At what felt like the same time, out of my peripheral vision, I saw traffic halting in the street, and people frozen in position in the middle of the street, looking up, craning their necks for the view down Mercer Street, only about 20 blocks or so north of what since became known as "ground zero". All the cliches are true. Time slowed down. The sky was crystal blue. The sound in the Mercer kitchen faded into the background. All of us slowly got up from the table and filed outside. What we saw looked like a still frame from a Jerry Bruckheimer movie.
I don't remember much of what we said to each other. Or who went back inside first. Or who paid the bill. I had a desperate need to get back to my wife, who I thought was upstairs in our hotel room. But when I ran upstairs and went inside, there was no one there. I turned on CNN and watched the most grotesque tv show ever broadcast. I believe the second plane had already struck the tower.
Elsa did not have a cell phone, and I could not get in touch with her. I sat there and sweated it out, worried sick. Finally, I couldn't take it anymore and went downstairs. Elsa was just coming into the lobby. I ran up to her with a mixture of anger and relief. "Where were you?" When she heard the news that morning, Elsa took her camera and went down towards the site and took pictures of the fleeing pedestrians and the very early rescuers arriving on the scene.
We went upstairs and resumed watching CNN, while Elsa described to me what she had witnessed first-hand. Now we joined the rest of the world who were glued to their televisions in this slow dawning realization event playing out live.
Even as it was happening, we couldn't conceive of what was about to happen. When the towers fell, it was the most disturbing thing any of us have ever witnessed.
The following weeks played out in a trance. Elsa's art show was postponed several weeks, but then it was decided to have the opening, as a way for people to congregate and share the experience and grief and loss in the context of Art. The Cold Mountain production office never opened. After a big budget battle with the studio, we started down a road that lead to Chuck Mulvehill ultimately leaving the movie and the production moving out of America altogether and to Romania, for both creative and financial reasons.
As for The Quiet American, it became the ultimate right movie at the wrong time. After scoring moderately well at that initial screening in Jersey, it was one of the few movies I ever worked on where we keep cutting and refining and making the movie better in post-production, and at every subsequent screening the scores went further down. It became a source of gallows humor with Noyce: "We'll know when we finally get this thing perfect: we'll score a zero." The mood of the country had changed precipitously, and the collective mind was closed to this kind of political discourse and critical examination of our foreign policy.
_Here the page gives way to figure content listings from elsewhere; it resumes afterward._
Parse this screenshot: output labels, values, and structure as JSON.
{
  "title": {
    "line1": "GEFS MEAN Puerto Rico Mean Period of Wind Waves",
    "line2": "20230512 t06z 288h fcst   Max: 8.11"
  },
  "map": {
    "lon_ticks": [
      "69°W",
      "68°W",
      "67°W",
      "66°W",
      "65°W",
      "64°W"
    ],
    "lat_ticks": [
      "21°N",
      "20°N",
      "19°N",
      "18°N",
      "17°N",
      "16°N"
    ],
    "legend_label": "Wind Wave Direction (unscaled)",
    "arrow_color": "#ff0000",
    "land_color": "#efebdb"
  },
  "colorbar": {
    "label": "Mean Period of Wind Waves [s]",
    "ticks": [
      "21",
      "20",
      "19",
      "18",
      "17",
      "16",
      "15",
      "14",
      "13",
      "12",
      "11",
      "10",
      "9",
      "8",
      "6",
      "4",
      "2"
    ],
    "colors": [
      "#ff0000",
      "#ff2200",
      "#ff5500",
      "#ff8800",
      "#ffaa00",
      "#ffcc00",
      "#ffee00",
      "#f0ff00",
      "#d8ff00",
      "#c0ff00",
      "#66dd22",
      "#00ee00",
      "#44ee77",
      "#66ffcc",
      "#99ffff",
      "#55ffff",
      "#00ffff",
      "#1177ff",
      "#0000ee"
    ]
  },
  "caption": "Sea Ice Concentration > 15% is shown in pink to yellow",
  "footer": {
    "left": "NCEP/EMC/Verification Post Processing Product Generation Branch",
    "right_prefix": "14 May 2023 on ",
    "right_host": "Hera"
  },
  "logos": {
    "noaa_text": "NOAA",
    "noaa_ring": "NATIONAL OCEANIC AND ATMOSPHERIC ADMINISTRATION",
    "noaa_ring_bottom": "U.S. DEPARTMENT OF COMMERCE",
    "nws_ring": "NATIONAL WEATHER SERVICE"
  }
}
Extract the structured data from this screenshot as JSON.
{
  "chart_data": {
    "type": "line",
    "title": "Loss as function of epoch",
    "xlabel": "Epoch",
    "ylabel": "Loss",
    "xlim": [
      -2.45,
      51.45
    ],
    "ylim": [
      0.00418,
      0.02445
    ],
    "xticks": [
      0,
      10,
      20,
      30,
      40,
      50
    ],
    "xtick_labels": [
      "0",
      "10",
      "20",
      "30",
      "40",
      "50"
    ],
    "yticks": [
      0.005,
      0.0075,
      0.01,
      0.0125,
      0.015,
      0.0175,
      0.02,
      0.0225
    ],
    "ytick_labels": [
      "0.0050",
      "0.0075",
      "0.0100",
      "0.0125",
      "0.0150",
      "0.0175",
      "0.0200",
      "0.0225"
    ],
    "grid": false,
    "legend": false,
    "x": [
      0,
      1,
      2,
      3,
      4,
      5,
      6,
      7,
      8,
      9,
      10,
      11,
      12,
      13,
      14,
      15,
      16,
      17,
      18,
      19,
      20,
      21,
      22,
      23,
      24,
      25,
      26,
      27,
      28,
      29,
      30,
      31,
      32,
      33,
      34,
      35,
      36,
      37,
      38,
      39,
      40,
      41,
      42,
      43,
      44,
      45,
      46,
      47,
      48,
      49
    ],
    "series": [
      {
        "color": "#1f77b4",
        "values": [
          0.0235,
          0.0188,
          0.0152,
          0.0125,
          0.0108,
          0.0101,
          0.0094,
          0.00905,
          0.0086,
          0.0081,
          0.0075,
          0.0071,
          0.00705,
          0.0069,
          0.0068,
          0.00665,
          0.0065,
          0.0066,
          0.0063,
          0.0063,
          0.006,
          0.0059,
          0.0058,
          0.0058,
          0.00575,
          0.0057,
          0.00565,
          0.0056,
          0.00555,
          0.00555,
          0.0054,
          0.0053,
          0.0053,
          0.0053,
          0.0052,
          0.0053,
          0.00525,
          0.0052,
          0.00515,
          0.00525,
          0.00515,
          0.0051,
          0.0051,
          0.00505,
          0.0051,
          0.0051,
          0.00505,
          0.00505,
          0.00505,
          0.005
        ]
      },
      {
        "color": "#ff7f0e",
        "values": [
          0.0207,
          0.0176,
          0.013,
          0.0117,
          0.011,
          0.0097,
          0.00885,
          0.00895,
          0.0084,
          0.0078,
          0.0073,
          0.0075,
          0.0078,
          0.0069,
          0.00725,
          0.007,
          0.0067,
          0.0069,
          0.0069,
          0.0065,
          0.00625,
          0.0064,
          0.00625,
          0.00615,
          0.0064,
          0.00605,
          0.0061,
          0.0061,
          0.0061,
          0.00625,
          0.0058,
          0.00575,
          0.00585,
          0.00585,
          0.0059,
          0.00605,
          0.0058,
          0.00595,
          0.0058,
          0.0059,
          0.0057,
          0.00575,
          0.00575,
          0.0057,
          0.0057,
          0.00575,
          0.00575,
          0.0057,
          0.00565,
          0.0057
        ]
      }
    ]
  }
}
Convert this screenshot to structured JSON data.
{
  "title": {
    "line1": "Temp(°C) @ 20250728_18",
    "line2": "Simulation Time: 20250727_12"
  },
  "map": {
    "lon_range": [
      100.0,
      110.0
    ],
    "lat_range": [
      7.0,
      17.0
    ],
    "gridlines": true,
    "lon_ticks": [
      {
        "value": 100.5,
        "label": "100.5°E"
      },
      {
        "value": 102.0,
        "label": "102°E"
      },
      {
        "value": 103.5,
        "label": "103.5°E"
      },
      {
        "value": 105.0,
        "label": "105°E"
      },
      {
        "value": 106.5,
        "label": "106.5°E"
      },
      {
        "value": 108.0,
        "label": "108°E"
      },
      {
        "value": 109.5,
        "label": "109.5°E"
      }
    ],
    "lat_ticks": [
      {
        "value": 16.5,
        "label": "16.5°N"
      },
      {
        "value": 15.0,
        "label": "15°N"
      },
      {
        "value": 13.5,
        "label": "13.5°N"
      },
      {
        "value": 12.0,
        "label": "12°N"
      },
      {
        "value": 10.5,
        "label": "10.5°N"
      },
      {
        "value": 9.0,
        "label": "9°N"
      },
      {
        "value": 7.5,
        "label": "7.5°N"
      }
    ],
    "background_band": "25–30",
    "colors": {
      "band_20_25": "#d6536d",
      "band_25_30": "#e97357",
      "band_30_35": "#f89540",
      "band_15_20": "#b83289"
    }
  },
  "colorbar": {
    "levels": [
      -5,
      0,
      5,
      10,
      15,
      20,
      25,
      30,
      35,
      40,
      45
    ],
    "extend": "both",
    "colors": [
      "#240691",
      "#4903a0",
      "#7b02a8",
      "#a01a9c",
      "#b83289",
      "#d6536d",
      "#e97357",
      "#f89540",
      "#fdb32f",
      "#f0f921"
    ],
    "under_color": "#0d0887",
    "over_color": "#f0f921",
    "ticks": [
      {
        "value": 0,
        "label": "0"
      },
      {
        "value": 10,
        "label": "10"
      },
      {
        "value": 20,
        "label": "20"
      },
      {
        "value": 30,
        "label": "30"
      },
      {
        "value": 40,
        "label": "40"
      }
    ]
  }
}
In fact, at one time the movie was not even going to be released, but Michael Caine pressured the studio to allow us to enter the film into the Toronto Film Festival, and a strong critical response there buoyed our chances.
It's strange in reading this to look back at how Greene's Cold War narrative and Frazier's Civil War narrative intersected at this awful moment in history, and lead to us having a front row seat at this most memorable day in New York history.